The collection helps also to reclaim female stories and perspectives and to give a voice to personal histories that are excised from official versions.

The book's back cover describes the poems as “both tender and ferocious”.

Asked how she manage to voice both her personal and the wider societal anger at the revelations surrounding Mother and Baby Homes, while respecting the survivors and their stories, she said: “That's where I think the craft of poetry comes in. The language, the form, the metaphor, all of those aspects in the making of a poem have to be considered very sensitively and very deeply because what I want to do with a subject like this is I want to honour the outrage and the loss and the unfairness but I also want to give the reader a poem they can connect with.”

The book is also not simply one that sees only the darkness of history. “I wanted to create a book that had light in it as well,” Annemarie said.
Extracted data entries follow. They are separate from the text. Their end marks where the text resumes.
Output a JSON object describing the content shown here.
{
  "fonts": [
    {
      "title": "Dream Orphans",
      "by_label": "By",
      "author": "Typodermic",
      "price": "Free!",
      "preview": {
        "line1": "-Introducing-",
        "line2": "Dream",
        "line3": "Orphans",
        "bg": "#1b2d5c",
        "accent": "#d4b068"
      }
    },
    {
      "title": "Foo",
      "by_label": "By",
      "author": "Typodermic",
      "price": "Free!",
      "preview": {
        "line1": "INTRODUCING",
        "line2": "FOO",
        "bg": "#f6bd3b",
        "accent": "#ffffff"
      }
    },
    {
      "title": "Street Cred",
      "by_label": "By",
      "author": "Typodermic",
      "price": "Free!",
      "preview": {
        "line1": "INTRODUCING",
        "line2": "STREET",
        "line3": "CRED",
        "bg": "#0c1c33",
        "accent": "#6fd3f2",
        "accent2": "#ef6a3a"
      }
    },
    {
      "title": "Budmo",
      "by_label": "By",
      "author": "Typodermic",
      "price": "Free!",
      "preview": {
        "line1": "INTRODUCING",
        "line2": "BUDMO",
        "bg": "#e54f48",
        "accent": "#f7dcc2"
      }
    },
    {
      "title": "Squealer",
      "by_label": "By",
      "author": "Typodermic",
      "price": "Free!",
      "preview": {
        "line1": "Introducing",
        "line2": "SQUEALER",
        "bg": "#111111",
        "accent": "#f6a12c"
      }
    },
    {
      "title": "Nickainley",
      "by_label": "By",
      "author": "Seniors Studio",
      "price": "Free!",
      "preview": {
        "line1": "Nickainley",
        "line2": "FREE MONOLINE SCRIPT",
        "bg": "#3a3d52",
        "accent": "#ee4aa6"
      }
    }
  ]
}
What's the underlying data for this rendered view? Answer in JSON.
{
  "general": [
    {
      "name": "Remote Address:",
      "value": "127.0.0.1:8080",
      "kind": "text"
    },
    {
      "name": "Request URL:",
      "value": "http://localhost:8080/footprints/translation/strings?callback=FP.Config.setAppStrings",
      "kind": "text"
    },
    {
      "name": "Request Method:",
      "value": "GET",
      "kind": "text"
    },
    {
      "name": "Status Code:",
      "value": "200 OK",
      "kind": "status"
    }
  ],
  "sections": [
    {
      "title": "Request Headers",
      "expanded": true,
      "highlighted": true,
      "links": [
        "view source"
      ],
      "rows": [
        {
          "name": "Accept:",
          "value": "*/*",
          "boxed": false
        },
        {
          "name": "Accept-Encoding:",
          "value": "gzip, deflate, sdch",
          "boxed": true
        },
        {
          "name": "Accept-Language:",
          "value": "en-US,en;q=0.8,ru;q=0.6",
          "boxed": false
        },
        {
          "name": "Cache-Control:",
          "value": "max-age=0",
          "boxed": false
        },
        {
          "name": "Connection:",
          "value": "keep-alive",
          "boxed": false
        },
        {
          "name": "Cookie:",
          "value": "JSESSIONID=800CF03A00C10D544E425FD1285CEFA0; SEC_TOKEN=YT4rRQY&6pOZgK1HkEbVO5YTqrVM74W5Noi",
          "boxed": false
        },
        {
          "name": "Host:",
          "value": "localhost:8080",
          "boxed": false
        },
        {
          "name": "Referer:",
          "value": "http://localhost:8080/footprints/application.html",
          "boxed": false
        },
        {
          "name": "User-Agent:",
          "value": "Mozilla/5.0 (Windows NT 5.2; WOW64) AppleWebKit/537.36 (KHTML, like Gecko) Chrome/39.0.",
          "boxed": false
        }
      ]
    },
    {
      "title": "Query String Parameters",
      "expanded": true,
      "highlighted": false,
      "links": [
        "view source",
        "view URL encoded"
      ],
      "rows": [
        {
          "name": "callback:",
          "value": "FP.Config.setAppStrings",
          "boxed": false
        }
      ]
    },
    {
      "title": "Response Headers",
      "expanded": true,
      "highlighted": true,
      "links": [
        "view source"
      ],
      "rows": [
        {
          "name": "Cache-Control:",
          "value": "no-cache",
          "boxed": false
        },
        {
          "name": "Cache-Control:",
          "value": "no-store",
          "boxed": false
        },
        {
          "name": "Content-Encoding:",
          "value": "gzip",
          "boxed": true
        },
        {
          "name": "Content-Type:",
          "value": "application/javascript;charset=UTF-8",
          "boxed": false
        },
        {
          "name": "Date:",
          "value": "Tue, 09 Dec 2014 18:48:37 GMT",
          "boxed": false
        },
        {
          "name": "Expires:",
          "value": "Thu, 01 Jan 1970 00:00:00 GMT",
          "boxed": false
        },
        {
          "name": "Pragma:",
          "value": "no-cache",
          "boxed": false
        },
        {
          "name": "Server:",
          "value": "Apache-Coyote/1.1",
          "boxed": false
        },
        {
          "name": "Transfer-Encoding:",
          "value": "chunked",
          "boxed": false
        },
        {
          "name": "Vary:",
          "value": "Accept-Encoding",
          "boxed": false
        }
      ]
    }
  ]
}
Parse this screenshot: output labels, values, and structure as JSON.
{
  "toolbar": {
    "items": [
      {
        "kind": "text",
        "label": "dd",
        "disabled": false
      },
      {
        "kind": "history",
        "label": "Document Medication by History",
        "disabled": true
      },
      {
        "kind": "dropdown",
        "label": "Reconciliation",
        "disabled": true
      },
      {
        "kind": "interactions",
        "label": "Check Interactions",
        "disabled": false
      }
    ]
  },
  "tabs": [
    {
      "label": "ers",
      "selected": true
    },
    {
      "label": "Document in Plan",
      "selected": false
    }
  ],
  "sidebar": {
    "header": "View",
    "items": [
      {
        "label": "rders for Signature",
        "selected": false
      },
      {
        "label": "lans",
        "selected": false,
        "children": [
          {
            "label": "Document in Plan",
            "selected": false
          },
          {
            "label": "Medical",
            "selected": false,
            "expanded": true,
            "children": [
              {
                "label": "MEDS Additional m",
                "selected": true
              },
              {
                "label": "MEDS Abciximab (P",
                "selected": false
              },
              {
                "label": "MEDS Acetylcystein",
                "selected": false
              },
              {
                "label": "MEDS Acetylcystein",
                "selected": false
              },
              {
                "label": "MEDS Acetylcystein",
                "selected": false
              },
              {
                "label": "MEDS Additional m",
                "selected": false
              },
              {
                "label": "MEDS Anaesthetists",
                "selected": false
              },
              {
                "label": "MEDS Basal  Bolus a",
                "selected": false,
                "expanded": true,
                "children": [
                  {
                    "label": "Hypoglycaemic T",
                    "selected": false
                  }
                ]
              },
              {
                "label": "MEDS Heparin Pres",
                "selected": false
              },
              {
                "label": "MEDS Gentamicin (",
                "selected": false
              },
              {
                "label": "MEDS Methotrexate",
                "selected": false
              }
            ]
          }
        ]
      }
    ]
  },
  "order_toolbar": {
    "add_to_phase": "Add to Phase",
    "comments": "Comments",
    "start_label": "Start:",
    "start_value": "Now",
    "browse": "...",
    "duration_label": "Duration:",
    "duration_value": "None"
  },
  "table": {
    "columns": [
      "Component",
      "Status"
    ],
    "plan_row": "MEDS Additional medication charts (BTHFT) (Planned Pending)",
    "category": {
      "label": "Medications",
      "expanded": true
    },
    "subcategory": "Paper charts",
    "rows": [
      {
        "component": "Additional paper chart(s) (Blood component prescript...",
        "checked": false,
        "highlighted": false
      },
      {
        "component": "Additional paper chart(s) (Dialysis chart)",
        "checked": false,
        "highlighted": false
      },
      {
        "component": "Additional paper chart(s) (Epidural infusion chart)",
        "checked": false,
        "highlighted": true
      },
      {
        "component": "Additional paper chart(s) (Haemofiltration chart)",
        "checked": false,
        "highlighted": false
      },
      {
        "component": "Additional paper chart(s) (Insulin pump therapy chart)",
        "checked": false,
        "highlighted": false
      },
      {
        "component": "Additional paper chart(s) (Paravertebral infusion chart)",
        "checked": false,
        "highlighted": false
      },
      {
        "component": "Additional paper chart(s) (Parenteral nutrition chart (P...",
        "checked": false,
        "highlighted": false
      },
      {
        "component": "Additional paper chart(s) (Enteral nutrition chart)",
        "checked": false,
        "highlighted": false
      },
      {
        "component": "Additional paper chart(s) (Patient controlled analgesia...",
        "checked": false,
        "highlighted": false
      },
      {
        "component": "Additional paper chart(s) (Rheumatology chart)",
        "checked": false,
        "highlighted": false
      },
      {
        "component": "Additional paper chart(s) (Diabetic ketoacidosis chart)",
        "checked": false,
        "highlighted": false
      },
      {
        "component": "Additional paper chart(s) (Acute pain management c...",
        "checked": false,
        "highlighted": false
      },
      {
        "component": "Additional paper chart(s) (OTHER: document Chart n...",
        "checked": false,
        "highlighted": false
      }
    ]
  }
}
To that end, the story of Bridget Kearney, based on archive material, which backbones ‘The Foundling Crib', ends with her finding a way of retrieving her child

It's a theme that's reflected in the myth of the Poison Glen where darkness and light were battling it out. Annemarie said, in one sense, the entire country is seeking to find ways to deal with the darkeness of our own history.

“When it comes to processing institutions and histories and trauma, it's a wrestle for us to try and understand these dark histories and to try and imagine a future where things are going to be brighter.”

Ní Churreáin's gift for imagery is one of the collection's strengths.

'The Daughter Who Went Missing' cites darkness falling “upon a foothold trap shimmering in the forest/like a buried star”.

In 'The Screaming Room' an empty dresser was “toppled over like a ship in the ocean's gut”.

The book was in its final stages when the report of the Mother and Baby Homes Commission was published.

Annemarie is keen both to stress that the report was not a comprehensive picture as it only covered a number of institutions and also that its findings are “deeply flawed and contested.”

She believes poetry can help provide new insights, and play a complimentary role to activism.

“In a way this is where I suppose art and poetry has some kind of important role to play in providing alternative documents.

“A poem is limited in what it can do. It is not a policy document. It's another piece of language that's out there in the world and that is maybe looking at this story from a different angle.”

The issue of activism and of the sidelining of lived testimony, brings us on to the wider question of how female voices are marginalised and omitted in Ireland.

“There is so much work to be done I think in terms of reclaiming the female voice in Ireland. It's been erased by not just patriarchy but by Catholicism, by Christianity. It was important for me to go back to the pre-Christian landscape of Donegal, and to Eithne's story and to write her back into a popular retelling of some of our ancient myths.”

The book engages also with a wider debate on feminism, violence against women and the damage from patriarchy to both women and men.

“I don't think it's poetry or arts job to do this, but poetry and art can be place where these conversations happen.”

For Annemarie, ‘The Poison Glen’ and the process of its creation have left her with strong memories of this part of the world.

“It has been cathartic for me to spend time in Castlepollard, and to have the chance to get to know the local community through the writing workshops. The Westmeath Arts Office has been tremendously supportive and I’m grateful for the time, space and many moments of light and connection I experienced in Westmeath during the writing of this book.”